Você já procurou entender como surdos lêem livros? A linguagem escrita, afinal, é feita de palavras que “traduzem” os sons, o que significa que quem nunca pôde ouvir tem uma dificuldade natural de interpretação.

Com milhões de deficientes auditivos brasileiros e devido principalmente à liberdade do fluxo de informação na rede, o tema está ganhando uma repercussão cada vez maior. Aqui, no Clube, um o livro Tecnologia das Línguas Visuais, de Daniel Jimenez, se destacou nessa semana perante o público leitor. Veja a sinopse abaixo:

Este é um trabalho original com foco na Cultura da Língua de Sinais Brasileira. Conhecida como LIBRAS, este idioma nacional ganhou força existencial nas últimas três décadas através de um Marketing Social promovido tanto pelas minorias que a compõe, como utentes nativos, como também por simpatizantes desta causa social.
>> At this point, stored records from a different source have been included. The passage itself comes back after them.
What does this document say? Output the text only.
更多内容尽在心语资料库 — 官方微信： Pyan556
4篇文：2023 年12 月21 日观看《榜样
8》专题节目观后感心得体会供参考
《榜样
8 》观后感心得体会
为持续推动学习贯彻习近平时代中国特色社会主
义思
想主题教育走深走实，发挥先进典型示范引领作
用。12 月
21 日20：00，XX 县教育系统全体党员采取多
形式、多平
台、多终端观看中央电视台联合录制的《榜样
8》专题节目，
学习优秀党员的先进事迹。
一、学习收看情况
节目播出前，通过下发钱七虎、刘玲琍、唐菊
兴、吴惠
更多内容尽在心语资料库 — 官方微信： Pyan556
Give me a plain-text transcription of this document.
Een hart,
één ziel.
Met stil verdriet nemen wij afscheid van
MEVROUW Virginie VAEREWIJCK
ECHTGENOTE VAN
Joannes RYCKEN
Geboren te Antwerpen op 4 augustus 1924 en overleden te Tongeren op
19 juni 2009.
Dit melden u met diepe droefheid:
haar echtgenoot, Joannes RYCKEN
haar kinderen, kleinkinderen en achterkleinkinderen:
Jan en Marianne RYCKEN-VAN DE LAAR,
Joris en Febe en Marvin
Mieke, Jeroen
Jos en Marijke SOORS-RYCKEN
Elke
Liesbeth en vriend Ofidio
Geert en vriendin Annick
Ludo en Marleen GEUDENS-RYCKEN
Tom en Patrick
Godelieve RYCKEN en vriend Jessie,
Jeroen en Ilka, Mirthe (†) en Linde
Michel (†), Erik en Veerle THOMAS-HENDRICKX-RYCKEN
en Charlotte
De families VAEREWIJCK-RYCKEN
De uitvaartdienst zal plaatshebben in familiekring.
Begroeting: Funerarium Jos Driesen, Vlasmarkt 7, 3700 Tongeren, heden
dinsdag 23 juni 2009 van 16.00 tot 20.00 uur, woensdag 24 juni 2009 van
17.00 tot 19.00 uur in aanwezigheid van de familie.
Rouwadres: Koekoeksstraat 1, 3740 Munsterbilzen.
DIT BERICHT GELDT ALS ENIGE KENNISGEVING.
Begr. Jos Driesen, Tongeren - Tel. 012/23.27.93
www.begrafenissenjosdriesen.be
Contudo, este grupo social evoca muito mais que as necessidades estratégicas à Educação Especial, ela evoca os princípios da diversidade humana e de parâmetros próprios que os acompanharão para toda sua vida, com reflexos em todas as es-feras de sua existência. Este trabalho aponta para algumas problemáticas (possivelmente) irreversíveis e irremediáveis trazidas desde de os primórdios da colonização oralista (ainda vigente) camuflada em conceitos como: LIBRAS (um estupro sócio-linguístico). Entre outras se questiona os processos profissionais específicos que tangem este grupo – deste os educadores aos fono-audiólogos entre outros. De modo sutil o autor destaca o que chamou de SURDINISMO e OU-VINTOFOBIA uma forma-preconceito inerente a alguns membros deste grupo militante. Boa leitura!